Sales people should be given sheets to fill out immediately after each sales call to record customers’ questions, objections or reasons for saying no, and questions or positive remarks from customers who make a purchase so this data can be entered into spreadsheets with other sales information to help you look for patterns.
Look for patterns~root~>
The single most important aspect of structuring, collecting and analyzing sales data is looking for and finding patterns. Once you spot patterns, you must then ask, “Why does this pattern occur?”

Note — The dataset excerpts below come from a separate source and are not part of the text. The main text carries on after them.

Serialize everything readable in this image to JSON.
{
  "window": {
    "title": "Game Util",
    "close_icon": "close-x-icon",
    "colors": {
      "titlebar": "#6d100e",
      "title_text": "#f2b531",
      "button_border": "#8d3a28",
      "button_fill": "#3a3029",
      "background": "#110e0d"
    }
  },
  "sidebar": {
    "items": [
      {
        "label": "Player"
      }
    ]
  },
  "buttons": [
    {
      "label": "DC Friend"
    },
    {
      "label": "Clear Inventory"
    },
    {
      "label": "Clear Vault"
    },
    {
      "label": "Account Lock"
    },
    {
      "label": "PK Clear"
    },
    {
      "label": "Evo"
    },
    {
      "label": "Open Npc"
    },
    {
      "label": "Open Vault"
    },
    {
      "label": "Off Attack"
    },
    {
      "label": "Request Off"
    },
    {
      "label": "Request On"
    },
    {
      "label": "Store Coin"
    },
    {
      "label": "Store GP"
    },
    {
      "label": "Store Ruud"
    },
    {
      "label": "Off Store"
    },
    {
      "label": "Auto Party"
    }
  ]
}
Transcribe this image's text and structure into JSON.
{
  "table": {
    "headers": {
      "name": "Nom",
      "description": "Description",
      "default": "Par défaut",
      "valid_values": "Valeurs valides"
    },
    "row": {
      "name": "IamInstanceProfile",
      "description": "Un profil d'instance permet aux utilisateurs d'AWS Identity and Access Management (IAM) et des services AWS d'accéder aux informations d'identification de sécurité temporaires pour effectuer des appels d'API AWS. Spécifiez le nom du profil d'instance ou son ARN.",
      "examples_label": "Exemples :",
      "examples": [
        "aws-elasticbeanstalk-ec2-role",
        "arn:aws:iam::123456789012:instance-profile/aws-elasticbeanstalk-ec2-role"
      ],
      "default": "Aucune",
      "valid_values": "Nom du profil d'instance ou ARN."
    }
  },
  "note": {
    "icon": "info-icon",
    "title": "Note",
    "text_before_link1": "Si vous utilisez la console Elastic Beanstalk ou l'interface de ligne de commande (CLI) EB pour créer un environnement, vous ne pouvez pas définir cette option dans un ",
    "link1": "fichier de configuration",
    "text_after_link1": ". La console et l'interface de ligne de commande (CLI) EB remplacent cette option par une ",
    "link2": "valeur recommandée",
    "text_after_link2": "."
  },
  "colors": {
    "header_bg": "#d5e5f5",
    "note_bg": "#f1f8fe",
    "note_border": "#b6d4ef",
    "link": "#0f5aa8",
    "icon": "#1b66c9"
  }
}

Asking this question will help you recreate your sales and marketing techniques that help create positive patterns and eliminate negative patterns.
This will require you to make sure your sales and marketing team work closely with your data provider to make sure you collect the right data and sort it in ways that help you predict the future, not just understand the past. You shouldn’t focus on trying to predict future sales numbers, but instead future behaviors.
Even if you’re a small office using Excel spreadsheets to sort and analyze your sales data, you can use many techniques to review the same data in different ways.
You can use other software programs, as well, including your website analytics. If you have an e-commerce site, you might have an analytics program that comes with the site, which lets you sort your data based on your needs. You can use Google’s free analytics tools, which provides a wide variety of sorts and data categories, or one of the turnkey software programs mentioned earlier.
Running “if this occurs/then that occurs” will help you steer customers to where you want them at each step in the sales funnel. If possible, don’t just administer customer surveys to purchasers. See if you can find out what non-buyers look for in a product and seller.
Another way to analyze data is to look for reasons you have certain data. For example, look at your product returns several ways. If your returns for some products are coming mostly from online buyers and you have few returns from that product when it’s sold by a sales rep, it might be that the product is too confusing to use without instruction. Buyers who buy it from a rep get some instruction during the sale, that’s why these buyers don’t return the product. This data analysis will tell you that you need to provide better written instructions and/or create an online or video tutorial for online buyers.